Para as empresas que contratam serviços internacionais, os esclarecimentos trazidos pela Solução de Consulta COSIT nº 255/2017 têm impactos práticos relevantes:

  1. Momento da retenção e recolhimento: A obrigação tributária surge na primeira ocorrência dentre as hipóteses de fato gerador, geralmente o crédito contábil.
  2. Taxa de câmbio: Deve-se utilizar a taxa vigente na data do fato gerador (pagamento, crédito, entrega, emprego ou remessa).
  3. Estabilidade do valor devido: Não há necessidade (nem previsão legal) para ajustar os valores dos tributos em função de variações cambiais ocorridas entre o momento do crédito contábil e o efetivo pagamento.
  4. Controle financeiro: As empresas devem estar atentas ao momento do lançamento contábil, pois este já gera a obrigação tributária, independentemente da data do pagamento efetivo.

Este entendimento proporciona maior segurança jurídica para o planejamento financeiro e fiscal das empresas, evitando discussões sobre variações cambiais posteriores ao fato gerador.

Considerações sobre CIDE-Remessas

Embora não tenha sido objeto específico da consulta, a Solução de Consulta também menciona que os valores pagos, creditados, entregues, empregados ou remetidos a residentes ou domiciliados no exterior como remuneração pela prestação dos serviços listados no art. 2º da Lei nº 10.168/2000 estão sujeitos à incidência da Contribuição de Intervenção no Domínio Econômico (CIDE).

Este é um ponto importante a ser considerado no cálculo global da Tributação de Remessas ao Exterior, especialmente para serviços técnicos e de assistência técnica, royalties e licenças de uso.

Conclusões da Solução de Consulta

Em resumo, a Solução de Consulta COSIT nº 255/2017 estabelece que:

  1. O fato gerador do IRRF, PIS/PASEP-Importação e COFINS-Importação ocorre no momento do pagamento, crédito, entrega, emprego ou remessa dos valores ao exterior, sendo que a primeira dessas hipóteses que ocorrer já obriga à retenção e ao recolhimento.
  2. A conversão para moeda nacional deve ser feita com base na taxa de câmbio vigente na data do fato gerador ou na taxa em que forem efetivamente realizadas as operações.
  3. A efetivação do crédito contábil implica a ocorrência do fato gerador e o surgimento definitivo da obrigação tributária, não havendo previsão legal para recálculo do tributo no momento do pagamento efetivo.

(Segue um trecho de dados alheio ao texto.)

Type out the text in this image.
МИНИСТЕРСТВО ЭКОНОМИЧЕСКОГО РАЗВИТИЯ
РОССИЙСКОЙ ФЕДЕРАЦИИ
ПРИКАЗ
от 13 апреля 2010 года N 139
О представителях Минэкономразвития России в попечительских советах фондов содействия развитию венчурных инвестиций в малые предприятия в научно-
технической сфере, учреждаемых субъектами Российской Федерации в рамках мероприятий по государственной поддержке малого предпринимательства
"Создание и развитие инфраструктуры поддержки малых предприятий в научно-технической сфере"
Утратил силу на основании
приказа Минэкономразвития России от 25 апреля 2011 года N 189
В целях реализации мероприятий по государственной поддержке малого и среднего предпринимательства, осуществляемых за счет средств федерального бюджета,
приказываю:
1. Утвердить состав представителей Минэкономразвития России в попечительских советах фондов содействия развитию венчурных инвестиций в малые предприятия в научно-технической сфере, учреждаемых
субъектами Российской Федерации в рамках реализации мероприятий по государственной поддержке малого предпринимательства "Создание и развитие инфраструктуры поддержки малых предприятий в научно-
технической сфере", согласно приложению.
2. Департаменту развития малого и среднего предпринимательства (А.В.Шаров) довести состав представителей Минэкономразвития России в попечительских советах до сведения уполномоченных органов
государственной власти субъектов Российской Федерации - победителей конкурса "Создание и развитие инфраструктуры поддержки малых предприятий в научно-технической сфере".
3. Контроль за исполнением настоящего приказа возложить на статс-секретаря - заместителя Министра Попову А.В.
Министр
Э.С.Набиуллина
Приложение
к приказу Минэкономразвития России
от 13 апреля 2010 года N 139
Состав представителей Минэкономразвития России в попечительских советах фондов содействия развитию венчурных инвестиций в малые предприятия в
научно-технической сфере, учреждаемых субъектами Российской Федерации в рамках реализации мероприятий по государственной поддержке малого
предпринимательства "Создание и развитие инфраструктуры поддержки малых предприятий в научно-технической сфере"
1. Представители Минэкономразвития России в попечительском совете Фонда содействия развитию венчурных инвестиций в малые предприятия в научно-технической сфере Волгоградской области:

Esse entendimento traz segurança jurídica para as empresas que realizam contratações internacionais, permitindo um planejamento tributário mais eficiente e evitando questionamentos sobre variações cambiais posteriores ao fato gerador.

A Tributação de Remessas ao Exterior continua sendo um tema desafiador para muitas empresas, mas esclarecimentos como os trazidos por esta Solução de Consulta contribuem para uma aplicação mais precisa e uniforme da legislação tributária federal.